This past Saturday, The Department of Theatre screened alumna Jenna Bleecker’s newest film “Descry." The film is a 21st-century adaptation of the 1964 play, “Dutchman” written by Amiri Baraka.

The 10-minute film focuses on a young black man in a diner in anywhere-America, and delves into both subtle and obvious racism through a series of  intentionally cliched interactions with people around him.

About 30 people filled the Big 12 Room in the Kansas Union on Saturday to view the film, but no one seemed prepared for what they witnessed. 

“That’s a very painful film to watch,” Nicole Hodges Persley, an associate professor in the Department of Theatre, said.

After introducing the film excitedly, Persley continued in a somber tone.

“My voice has changed because I was changed by the film," Persley said.

Immediately after the screening, Persley said that, as a woman of color, the tropes of “Descry," though cliches to some, were day-to-day realities for her and her family.

“I think through on a daily basis whether I will see my husband when I get home,” Persley said. “And it extends into all factors of my life: will I see my students tomorrow? Will I see my colleagues?”

Joining Persley, a panel met after the film to discuss the heavy subject matter in a tense and emotional discussion that lasted for two hours.

Bleecker, the film’s writer, co-producer and cast member, Jane Barnette, an assistant professor in the theater department, Darren Canady, an associate professor in the Department of English, and Clarence Lang, a professor of African and African-American Studies each discussed their individual experiences with race and racism in America.

The discussion after the screening was an emotional experience.

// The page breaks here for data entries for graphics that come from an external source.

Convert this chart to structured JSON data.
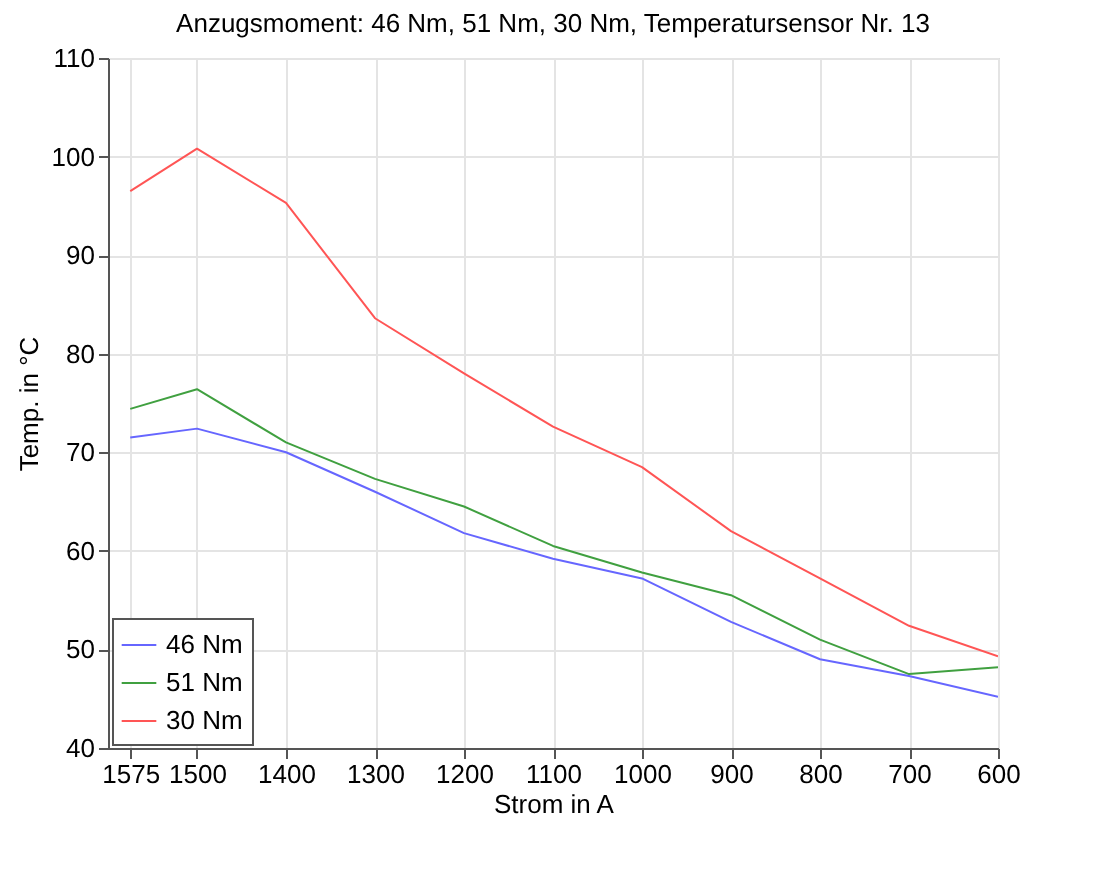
{
  "chart_data": {
    "type": "line",
    "title": "Anzugsmoment: 46 Nm, 51 Nm, 30 Nm, Temperatursensor Nr. 13",
    "xlabel": "Strom in A",
    "ylabel": "Temp. in °C",
    "x": [
      1575,
      1500,
      1400,
      1300,
      1200,
      1100,
      1000,
      900,
      800,
      700,
      600
    ],
    "series": [
      {
        "name": "46 Nm",
        "color": "#6666ff",
        "values": [
          71.5,
          72.4,
          70,
          66,
          61.8,
          59.2,
          57.2,
          52.8,
          49,
          47.3,
          45.2
        ]
      },
      {
        "name": "51 Nm",
        "color": "#40a040",
        "values": [
          74.4,
          76.4,
          71,
          67.3,
          64.5,
          60.5,
          57.8,
          55.5,
          51,
          47.5,
          48.2
        ]
      },
      {
        "name": "30 Nm",
        "color": "#ff5555",
        "values": [
          96.5,
          100.8,
          95.3,
          83.6,
          78,
          72.6,
          68.5,
          62,
          57.2,
          52.4,
          49.3
        ]
      }
    ],
    "xlim": [
      1600,
      600
    ],
    "xticks": [
      1575,
      1500,
      1400,
      1300,
      1200,
      1100,
      1000,
      900,
      800,
      700,
      600
    ],
    "ylim": [
      40,
      110
    ],
    "yticks": [
      40,
      50,
      60,
      70,
      80,
      90,
      100,
      110
    ],
    "grid": true,
    "legend": "bottom left",
    "marker": "none",
    "line_style": "solid"
  }
}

Members of the audience were comfortable enough to voice their varying opinions, sometimes in tears and other times in frustrated, raised voices.

“The point of the film is to make you uncomfortable,” Bleecker said. “When I first started writing this, Ferguson had just happened and I thought, 'This is something that needs to be talked about.'”

While the majority of reactions were positive, the portrayal of the stereotypical "angry black woman" trope brought some backlash against Bleecker.

"I was hurt most, not by the reflection of how people of color are treated, but how I was represented," one audience member said, in reference to the one black female character. "As a black woman, I never would have agreed to playing that part."

Bleecker agreed, and said that she used stereotypes of all the characters represented to help underline the audacity of the topic, but some were not convinced she had gone about it the right way.

"The fact that this is still a problem from people who are trying to help the situation proves that we still have a long way to go," Canady said.